The Mona Lisa was in fact the portrait of Lisa Gherardini, a member of a rich and prestigious Florentine family—not as powerful and wealthy as the Medici or the Benci, but nonetheless prominent and well off. In 1495, at the age of sixteen, she married the widower Francesco del Giocondo, who was nineteen years older than she and a wealthy silk merchant with extensive business and political connections in Florence and across Italy. Lisa and Francesco had two daughters (one died in 1499) and, in 1502, their first son. Francesco likely commissioned his wife’s portrait to celebrate the successful birth of his heir and to adorn the new family home he bought in the Via della Stufa, not far from the Medici palace, in April 1503.

How did Francesco del Giocondo, who was a respected merchant but not a leading civic figure, convince Leonardo—who was by then a legendary artist who refused commissions from duchesses and royals—to paint his wife? The answer must involve personal relations between Leonardo’s father, Ser Piero; the del Giocondos; and the friars of Santissima Annunziata.
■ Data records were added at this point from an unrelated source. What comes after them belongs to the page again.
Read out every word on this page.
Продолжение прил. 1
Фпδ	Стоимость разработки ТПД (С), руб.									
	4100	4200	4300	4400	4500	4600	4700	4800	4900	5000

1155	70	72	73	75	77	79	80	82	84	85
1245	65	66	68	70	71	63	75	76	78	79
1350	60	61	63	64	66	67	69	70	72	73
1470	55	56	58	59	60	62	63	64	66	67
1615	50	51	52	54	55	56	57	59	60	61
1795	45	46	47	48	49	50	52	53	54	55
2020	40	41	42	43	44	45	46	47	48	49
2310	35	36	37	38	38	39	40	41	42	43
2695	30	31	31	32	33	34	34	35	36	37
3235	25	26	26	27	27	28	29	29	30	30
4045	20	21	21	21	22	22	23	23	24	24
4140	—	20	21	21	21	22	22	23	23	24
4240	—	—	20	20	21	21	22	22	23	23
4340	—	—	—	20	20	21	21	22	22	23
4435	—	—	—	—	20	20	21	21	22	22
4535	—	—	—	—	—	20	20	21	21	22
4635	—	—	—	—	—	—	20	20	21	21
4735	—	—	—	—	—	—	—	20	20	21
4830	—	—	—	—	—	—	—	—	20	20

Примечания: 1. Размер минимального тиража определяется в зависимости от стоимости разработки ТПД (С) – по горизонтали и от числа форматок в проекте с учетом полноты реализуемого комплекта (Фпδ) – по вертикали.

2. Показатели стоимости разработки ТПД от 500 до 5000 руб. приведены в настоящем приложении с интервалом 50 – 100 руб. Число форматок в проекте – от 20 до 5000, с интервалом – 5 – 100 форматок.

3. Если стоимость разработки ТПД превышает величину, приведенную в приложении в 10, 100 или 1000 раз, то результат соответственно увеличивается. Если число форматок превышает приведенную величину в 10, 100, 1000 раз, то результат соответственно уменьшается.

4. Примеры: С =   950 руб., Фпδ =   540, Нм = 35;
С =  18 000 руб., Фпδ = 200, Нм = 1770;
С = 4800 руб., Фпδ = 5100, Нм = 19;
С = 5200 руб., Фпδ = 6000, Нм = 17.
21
Francesco and his family had close business relations with the Servite fathers and had obtained funerary rights to one of their chapels. Ser Piero served as the monastery’s notary for many years, and on more than one occasion acted as an intermediary between the Servite friars and the del Giocondo family. Leonardo and Francesco del Giocondo must have met in Santissima Annunziata, where one lived and the other went to pray in his family chapel.

The Mona Lisa was supposed to be a conventional portrait that conformed to well-established ideas about women, beauty, and female behavior. But, as was always the case with Leonardo, what started as conventional ended up being exceptional.